November 29, 2025 | 12:15 am

Updated November 28, 2025 | 8:50 pm

Local emergency officials say a rise in automatic crash-detection alerts from vehicles and smartphones is leading to unnecessary responses, sometimes sending more than a dozen units racing to scenes where no crash has occurred.

During a recent meeting of the Emergency Preparedness Working Committee, Public Safety Director Jeremy Smith, 911 Director Paul Nave, Daviess County Sheriff Brad Youngman, and Daviess County Fire Department Chief Eric Coleman said they are working on ways to verify these calls more efficiently without delaying help when it’s truly needed.

Nave explained that dispatchers receive two kinds of alerts: telematics from vehicles that report airbag deployment or impact data, and crash-detection signals from phones and smart watches. The first category is generally reliable, he said, but phone-based detections are increasingly triggering false alarms.

“I took a call the other day where a lady was just driving, and her phone slid into the floorboard, and it called 911 as a crash detection,” Nave said.

He and others noted additional situations where individuals left a phone on a hood or bumper and it bounced onto the roadway, or where kids hit a bump in a UTV and a phone flew off — all of which triggered alerts, none of which involved an actual crash.

“We’re getting a lot of false positives on crash detection now,” Nave said.

Still, he emphasized that Apple’s crash-detection technology can work well, and that ignoring alerts outright isn’t an option. Youngman agreed.

“These false alerts are a big concern, but we can’t not respond because it could be an incident where someone runs off the road, hits a tree, and gets knocked out,” Youngman said. “We’ve got to find somewhere in the middle.”

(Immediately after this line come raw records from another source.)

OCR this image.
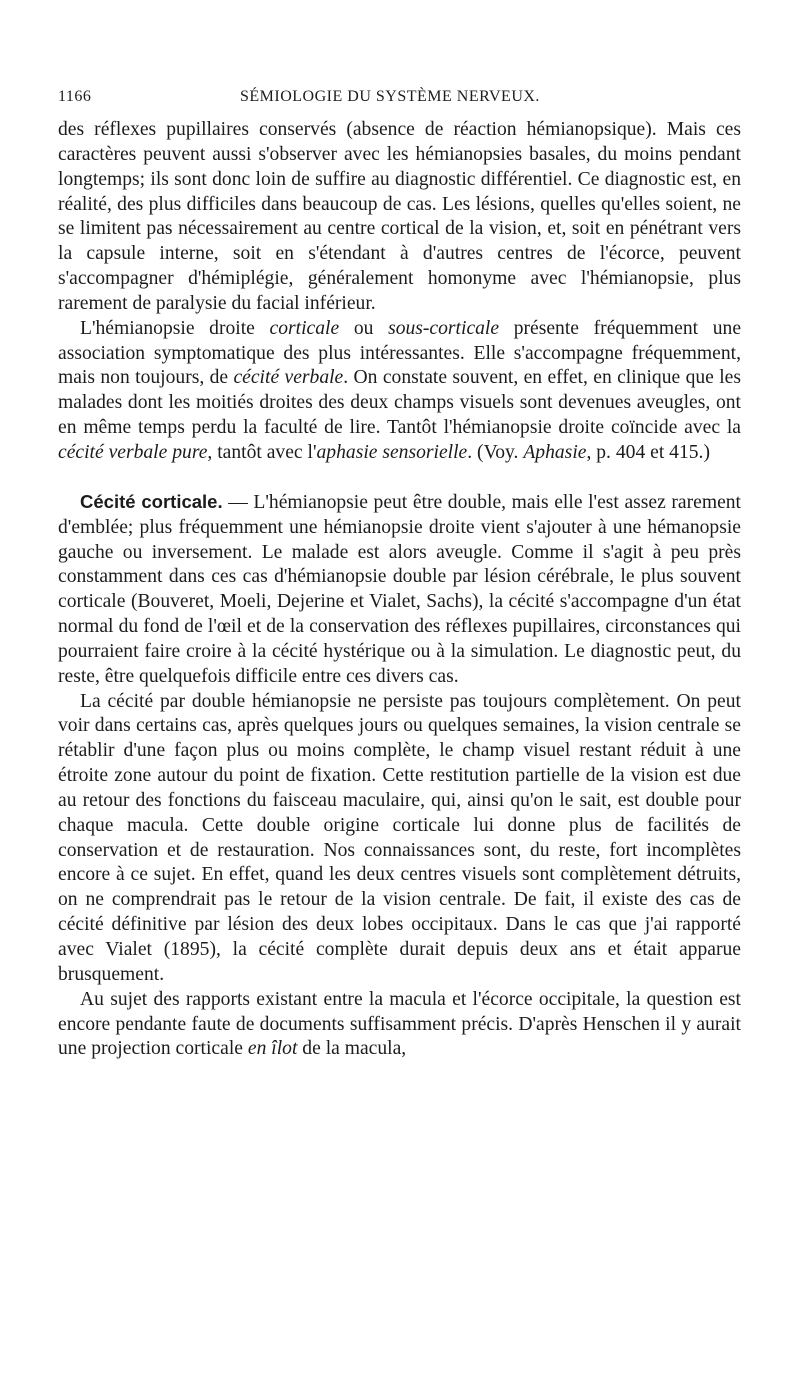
1166	SÉMIOLOGIE DU SYSTÈME NERVEUX.

des réflexes pupillaires conservés (absence de réaction hémianopsique). Mais ces caractères peuvent aussi s'observer avec les hémianopsies basales, du moins pendant longtemps; ils sont donc loin de suffire au diagnostic différentiel. Ce diagnostic est, en réalité, des plus difficiles dans beaucoup de cas. Les lésions, quelles qu'elles soient, ne se limitent pas nécessairement au centre cortical de la vision, et, soit en pénétrant vers la capsule interne, soit en s'étendant à d'autres centres de l'écorce, peuvent s'accompagner d'hémiplégie, généralement homonyme avec l'hémianopsie, plus rarement de paralysie du facial inférieur.

L'hémianopsie droite corticale ou sous-corticale présente fréquemment une association symptomatique des plus intéressantes. Elle s'accompagne fréquemment, mais non toujours, de cécité verbale. On constate souvent, en effet, en clinique que les malades dont les moitiés droites des deux champs visuels sont devenues aveugles, ont en même temps perdu la faculté de lire. Tantôt l'hémianopsie droite coïncide avec la cécité verbale pure, tantôt avec l'aphasie sensorielle. (Voy. Aphasie, p. 404 et 415.)

Cécité corticale. — L'hémianopsie peut être double, mais elle l'est assez rarement d'emblée; plus fréquemment une hémianopsie droite vient s'ajouter à une hémanopsie gauche ou inversement. Le malade est alors aveugle. Comme il s'agit à peu près constamment dans ces cas d'hémianopsie double par lésion cérébrale, le plus souvent corticale (Bouveret, Moeli, Dejerine et Vialet, Sachs), la cécité s'accompagne d'un état normal du fond de l'œil et de la conservation des réflexes pupillaires, circonstances qui pourraient faire croire à la cécité hystérique ou à la simulation. Le diagnostic peut, du reste, être quelquefois difficile entre ces divers cas.

La cécité par double hémianopsie ne persiste pas toujours complètement. On peut voir dans certains cas, après quelques jours ou quelques semaines, la vision centrale se rétablir d'une façon plus ou moins complète, le champ visuel restant réduit à une étroite zone autour du point de fixation. Cette restitution partielle de la vision est due au retour des fonctions du faisceau maculaire, qui, ainsi qu'on le sait, est double pour chaque macula. Cette double origine corticale lui donne plus de facilités de conservation et de restauration. Nos connaissances sont, du reste, fort incomplètes encore à ce sujet. En effet, quand les deux centres visuels sont complètement détruits, on ne comprendrait pas le retour de la vision centrale. De fait, il existe des cas de cécité définitive par lésion des deux lobes occipitaux. Dans le cas que j'ai rapporté avec Vialet (1895), la cécité complète durait depuis deux ans et était apparue brusquement.

Au sujet des rapports existant entre la macula et l'écorce occipitale, la question est encore pendante faute de documents suffisamment précis. D'après Henschen il y aurait une projection corticale en îlot de la macula,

Coleman said DCFD currently adjusts its response based on factors such as time of day, location, and the number of calls coming in. An alert on a rural highway at 2 a.m. is more likely to be an actual wreck, he said, whereas a crash detection on the bypass at 2 p.m. with no supporting reports is more likely to be false. But because a potential wreck on the bypass could involve multiple vehicles and injuries, a large number of units may still respond — sometimes excessively.

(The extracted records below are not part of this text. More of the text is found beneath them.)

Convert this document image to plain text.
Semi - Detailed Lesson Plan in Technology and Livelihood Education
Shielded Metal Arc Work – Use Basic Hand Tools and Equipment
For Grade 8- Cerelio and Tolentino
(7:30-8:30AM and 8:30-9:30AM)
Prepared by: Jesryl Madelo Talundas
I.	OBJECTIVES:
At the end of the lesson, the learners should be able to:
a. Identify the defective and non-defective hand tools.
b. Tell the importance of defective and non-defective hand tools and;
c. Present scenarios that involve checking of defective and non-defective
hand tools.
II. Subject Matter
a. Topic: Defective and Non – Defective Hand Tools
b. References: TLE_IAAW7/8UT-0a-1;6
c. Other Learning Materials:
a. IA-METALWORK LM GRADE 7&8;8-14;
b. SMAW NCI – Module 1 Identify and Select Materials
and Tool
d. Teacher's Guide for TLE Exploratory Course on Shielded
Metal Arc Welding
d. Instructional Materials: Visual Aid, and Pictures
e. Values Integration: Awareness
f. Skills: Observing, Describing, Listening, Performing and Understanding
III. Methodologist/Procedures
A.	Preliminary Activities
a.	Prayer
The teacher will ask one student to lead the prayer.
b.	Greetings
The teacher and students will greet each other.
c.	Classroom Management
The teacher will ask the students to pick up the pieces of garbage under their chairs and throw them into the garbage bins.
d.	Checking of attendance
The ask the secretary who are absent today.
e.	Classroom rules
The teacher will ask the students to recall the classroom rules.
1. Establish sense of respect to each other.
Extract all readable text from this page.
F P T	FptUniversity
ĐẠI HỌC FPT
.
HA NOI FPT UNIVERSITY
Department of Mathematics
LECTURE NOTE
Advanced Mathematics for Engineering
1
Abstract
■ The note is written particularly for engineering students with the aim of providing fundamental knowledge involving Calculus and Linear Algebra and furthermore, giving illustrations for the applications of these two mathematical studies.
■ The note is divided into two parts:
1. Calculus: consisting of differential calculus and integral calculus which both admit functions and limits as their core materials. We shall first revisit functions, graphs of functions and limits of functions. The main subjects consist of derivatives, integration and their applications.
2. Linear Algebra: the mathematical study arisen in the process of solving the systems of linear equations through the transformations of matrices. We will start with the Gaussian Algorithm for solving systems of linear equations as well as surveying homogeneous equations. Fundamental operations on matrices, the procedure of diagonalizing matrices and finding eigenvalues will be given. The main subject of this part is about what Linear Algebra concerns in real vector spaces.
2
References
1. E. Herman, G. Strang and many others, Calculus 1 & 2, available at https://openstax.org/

“When I see seven or eight little dots on my screen, that’s how many trucks are heading that way,” Youngman said. “Then I open the call and see it’s crash detection. I automatically remind everyone: no other calls, try to call the phone back before we commit the whole world to this.”

Smith said they are reviewing data and recordings to identify patterns dispatchers can use to better classify these calls. Coordinates provided by most devices also help responders verify whether anything is actually at the reported location.

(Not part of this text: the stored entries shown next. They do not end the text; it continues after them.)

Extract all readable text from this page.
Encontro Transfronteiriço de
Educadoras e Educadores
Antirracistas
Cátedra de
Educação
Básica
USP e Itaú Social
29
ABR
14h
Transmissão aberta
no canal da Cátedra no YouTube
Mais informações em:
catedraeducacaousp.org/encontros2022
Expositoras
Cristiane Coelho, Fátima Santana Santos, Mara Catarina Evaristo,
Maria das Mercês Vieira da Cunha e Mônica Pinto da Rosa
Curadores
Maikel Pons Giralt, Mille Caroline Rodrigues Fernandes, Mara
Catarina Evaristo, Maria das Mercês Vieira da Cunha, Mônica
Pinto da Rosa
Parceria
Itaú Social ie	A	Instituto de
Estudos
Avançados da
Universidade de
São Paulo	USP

“We don’t want to abstain from responding,” Smith said. “We’re just going to modify how we respond, no different than how we handle fire alarms. If someone gets there and verifies that nothing happened, everyone else can cancel.”

Officials said any indication of an actual emergency — a caller on the line, a witness report, or a dispatcher hearing distress in the background — would immediately escalate a response.

“There’s no hesitation there,” Smith said.

The challenge is greater in the county, where longer travel distances and higher-speed roadways create more risk. Volunteer availability is also harder to predict, especially during daytime hours.

“Our volunteers save us, but they have to work,” Smith said. “There are times of day when we don’t know who will be available to roll an engine. That’s part of why these responses can get so large.”

Smith added that the County’s planned public safety facility on U.S. 231 — which will centralize Daviess County Fire, emergency management, and other support services — should help streamline responses by ensuring consistent staffing and reducing reliance on volunteers during certain hours.

Youngman said departments statewide are dealing with the same issue as more devices adopt automated crash reporting.

“Everybody is having to modify their protocols so they’re not sending multiple units to false alarms over and over again,” he said.

Despite the challenges, all the local emergency response leaders emphasized that safety remains the priority.

“There’s a huge penalty for failure,” Youngman said. “We just want to avoid putting people in danger racing to something that doesn’t exist, while still making sure we’re there when someone truly needs us.”